To solve the problem of the former, we need the latter, but so far there is none in sight, says Joe Saysell, a former fishing guide whose knowledge of the Vancouver Island river is legendary.

Mr. Saysell has lived on and fought for the Cowichan all his life. His father was a fishing guide before him. He thinks if the provincial and federal governments don't take action soon, and raise a weir that stores water in Cowichan Lake, there won't be a need for another generation of guides on the river because the fishery will be destroyed.

"If we don't get rain this month and July, by September there will be huge sections of the river that will go underground," Mr. Saysell said. "There won't be any water for the salmon."

Like many rivers in British Columbia this year, the Cowichan is running low because winter snowpacks were small and spring brought a long spell of dry, hot weather. Because of climate change, this is what the future looks like. Less snow melt to feed watersheds in the spring, and more rain in the winter that runs off quickly and isn't there in the summer when most needed.

Unlike many rivers, however, the Cowichan is blessed with a weir that has been in place at the outlet of the lake since the 1950s. The weir holds back water so that a steady supply can be provided to the Catalyst Paper Corp. mill in nearby Crofton. In some years there isn't a water shortage, but increasingly because of climate change water levels have been getting so low that it has been increasingly difficult to balance the mill's need for water against the flows required to sustain fish.

Mr. Saysell has been saying for 25 years that the solution is simple: Just raise the height of the weir. That way when heavy rains fill the lake to the brim, the excess water that now flows out over the top of the weir can be stored until it is needed in the summer.

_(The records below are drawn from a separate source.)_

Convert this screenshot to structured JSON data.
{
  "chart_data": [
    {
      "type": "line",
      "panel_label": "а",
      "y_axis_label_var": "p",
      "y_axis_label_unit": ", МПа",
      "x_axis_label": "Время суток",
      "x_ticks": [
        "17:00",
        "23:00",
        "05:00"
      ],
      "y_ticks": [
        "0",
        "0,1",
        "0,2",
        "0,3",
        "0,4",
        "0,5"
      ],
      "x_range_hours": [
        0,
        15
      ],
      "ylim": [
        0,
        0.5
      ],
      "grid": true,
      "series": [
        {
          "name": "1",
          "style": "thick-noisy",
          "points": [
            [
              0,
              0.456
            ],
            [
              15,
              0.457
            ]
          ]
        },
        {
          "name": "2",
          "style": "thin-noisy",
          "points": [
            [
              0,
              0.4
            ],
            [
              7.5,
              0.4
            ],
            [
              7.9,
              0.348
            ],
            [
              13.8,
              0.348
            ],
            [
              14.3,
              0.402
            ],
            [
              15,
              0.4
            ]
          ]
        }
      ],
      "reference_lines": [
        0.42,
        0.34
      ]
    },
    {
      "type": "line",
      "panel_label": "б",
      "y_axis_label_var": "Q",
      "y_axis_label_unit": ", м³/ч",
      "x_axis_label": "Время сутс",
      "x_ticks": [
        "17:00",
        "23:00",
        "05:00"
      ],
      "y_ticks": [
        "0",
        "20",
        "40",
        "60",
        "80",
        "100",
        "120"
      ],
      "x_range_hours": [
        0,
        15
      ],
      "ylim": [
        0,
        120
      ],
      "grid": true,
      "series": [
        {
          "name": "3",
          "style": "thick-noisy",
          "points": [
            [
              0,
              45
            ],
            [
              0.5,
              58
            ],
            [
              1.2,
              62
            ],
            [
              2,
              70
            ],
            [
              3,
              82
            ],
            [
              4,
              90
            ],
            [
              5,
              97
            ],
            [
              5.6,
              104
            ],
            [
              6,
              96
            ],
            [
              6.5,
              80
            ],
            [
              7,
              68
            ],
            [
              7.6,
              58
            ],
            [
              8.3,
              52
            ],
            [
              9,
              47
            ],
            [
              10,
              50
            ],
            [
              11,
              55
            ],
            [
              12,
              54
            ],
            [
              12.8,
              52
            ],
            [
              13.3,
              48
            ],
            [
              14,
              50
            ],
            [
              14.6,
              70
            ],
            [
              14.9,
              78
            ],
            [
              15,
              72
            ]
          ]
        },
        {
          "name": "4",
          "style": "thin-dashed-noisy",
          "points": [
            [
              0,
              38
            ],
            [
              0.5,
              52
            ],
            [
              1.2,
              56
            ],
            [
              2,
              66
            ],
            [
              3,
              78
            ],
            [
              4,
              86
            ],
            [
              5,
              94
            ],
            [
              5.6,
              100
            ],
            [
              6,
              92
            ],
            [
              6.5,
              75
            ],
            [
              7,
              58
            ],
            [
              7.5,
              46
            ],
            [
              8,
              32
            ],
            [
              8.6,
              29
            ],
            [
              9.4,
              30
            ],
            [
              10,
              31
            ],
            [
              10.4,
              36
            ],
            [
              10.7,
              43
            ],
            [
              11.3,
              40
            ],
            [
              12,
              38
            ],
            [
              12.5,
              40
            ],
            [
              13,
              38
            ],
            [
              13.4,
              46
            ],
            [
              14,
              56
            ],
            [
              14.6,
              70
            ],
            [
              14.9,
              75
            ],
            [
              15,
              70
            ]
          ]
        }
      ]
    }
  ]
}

Studies have found that to adequately reconfigure the weir would cost about $10-million. The Cowichan Valley Regional District has proposed that the provincial government use gas-tax revenue to fund that project.

But before the weir can be raised, someone has to apply for a licence to allow for the storage of additional water in the lake.

"I can't get a water licence for storage," Mr. Saysell says. "It has to be a big entity – like government. They could do it tomorrow. But we can't get any movement on this."

The federal government, which is responsible for salmon in the Cowichan, and the province, which is responsible for trout and steelhead, should be moving to save the river. But so far no minister has stepped forward to take on the challenge.

It will be a costly project, and not without controversy because some land owners on Cowichan Lake don't want to lose beachfront. Recently, a group of them challenged a provincial government decision to change a rule curve that dictates how much water is released over the weir in July. The Environmental Appeal Board dismissed the landowner complaint, however, saying the impact on their property would be minimal and the benefits to fish in the river would be significant.

That ruling suggests the government can raise the weir to save the fish, without causing undue damage to lakefront property owners.

"The federal and provincial governments need to get together and just have the guts to raise the weir," Mr. Saysell said. "This [inaction] makes no sense at all. This is crazy. We shouldn't have to wait for a catastrophe to happen before we get some action."

Mr. Saysell was out on the river daily in May, walking down shallow side channels, scooping up salmon fry stranded in landlocked pools by dropping water levels. He transferred about 10,000 fish to the main river, saving about 75 per cent of the trapped salmon. Last week the side channel went bone dry and the only thing moving where the pools once stood were clusters of black slugs, feeding on the desiccated remains of the fish that hadn't been rescued.

What killed the fish? Some would say drought. But really, it was government inaction.